Of particular note, patients aged ≤14 years who received CD7 CAR-T therapy had an outstanding 87.5% 2-year OS and LFS. The results suggest that CD7 CAR-T therapy followed by allo-HSCT can offer a safe and effective alternative for R/R T-ALL/T-LBL patients who are ineligible for traditional treatments.
Conclusion:
The study concludes that the combination of CD7 CAR-T therapy followed by allo-HSCT offers a promising and effective treatment approach for R/R T-ALL/T-LBL patients. The results were comparable to those achieved with chemotherapy and allo-HSCT, with no increase in non-relapse mortality, providing an invaluable treatment option for patients with limited therapeutic options. The study's findings offer hope for long-term remission and survival, especially in high-risk patients who undergo timely consolidation with allo-HSCT.

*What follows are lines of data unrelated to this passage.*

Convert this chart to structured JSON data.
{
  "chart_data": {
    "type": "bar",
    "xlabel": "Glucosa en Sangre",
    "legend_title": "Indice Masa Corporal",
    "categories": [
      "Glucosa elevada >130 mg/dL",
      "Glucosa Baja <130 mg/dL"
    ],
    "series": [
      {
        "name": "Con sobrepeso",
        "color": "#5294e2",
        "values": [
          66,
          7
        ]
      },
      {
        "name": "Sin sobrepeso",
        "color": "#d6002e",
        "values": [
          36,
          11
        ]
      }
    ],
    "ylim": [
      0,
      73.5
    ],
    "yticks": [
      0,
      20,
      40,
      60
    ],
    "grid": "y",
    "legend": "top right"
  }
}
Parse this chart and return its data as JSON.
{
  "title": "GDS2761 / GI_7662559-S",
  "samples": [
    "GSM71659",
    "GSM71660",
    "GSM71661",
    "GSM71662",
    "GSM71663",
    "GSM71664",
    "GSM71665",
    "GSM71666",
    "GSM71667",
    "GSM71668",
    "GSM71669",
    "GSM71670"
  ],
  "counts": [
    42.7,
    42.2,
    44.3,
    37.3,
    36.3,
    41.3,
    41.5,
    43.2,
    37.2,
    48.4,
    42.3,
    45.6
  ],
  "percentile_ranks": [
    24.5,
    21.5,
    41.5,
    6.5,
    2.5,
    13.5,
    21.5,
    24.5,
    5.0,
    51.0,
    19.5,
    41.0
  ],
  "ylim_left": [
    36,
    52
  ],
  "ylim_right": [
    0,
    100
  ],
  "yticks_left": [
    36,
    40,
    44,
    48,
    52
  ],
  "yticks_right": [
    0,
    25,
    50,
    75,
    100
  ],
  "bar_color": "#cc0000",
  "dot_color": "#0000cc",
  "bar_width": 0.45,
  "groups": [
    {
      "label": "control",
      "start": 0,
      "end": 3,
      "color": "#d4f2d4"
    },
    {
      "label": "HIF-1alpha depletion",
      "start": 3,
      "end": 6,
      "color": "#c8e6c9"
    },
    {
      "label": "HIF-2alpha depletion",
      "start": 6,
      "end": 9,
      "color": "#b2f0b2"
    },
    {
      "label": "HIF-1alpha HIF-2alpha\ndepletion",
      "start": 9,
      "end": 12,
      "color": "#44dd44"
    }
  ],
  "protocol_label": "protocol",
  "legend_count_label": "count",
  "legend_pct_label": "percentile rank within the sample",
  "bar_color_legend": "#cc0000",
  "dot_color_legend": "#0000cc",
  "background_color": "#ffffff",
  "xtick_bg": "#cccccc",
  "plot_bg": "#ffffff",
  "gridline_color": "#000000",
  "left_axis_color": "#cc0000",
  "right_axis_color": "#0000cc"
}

Impact and Future Outlook:
The publication of this groundbreaking research in British Journal of Haematology is a testament to the dedication and expertise of the Lu Daopei Medical Team. This achievement highlights the hospital's ongoing efforts in advancing the treatment of blood disorders and their significant contributions to the global medical community. It underscores the potential of CD7 CAR-T therapy as a viable option for patients with R/R T-ALL/T-LBL and reflects the team's commitment to pushing the boundaries of hematological cancer treatment.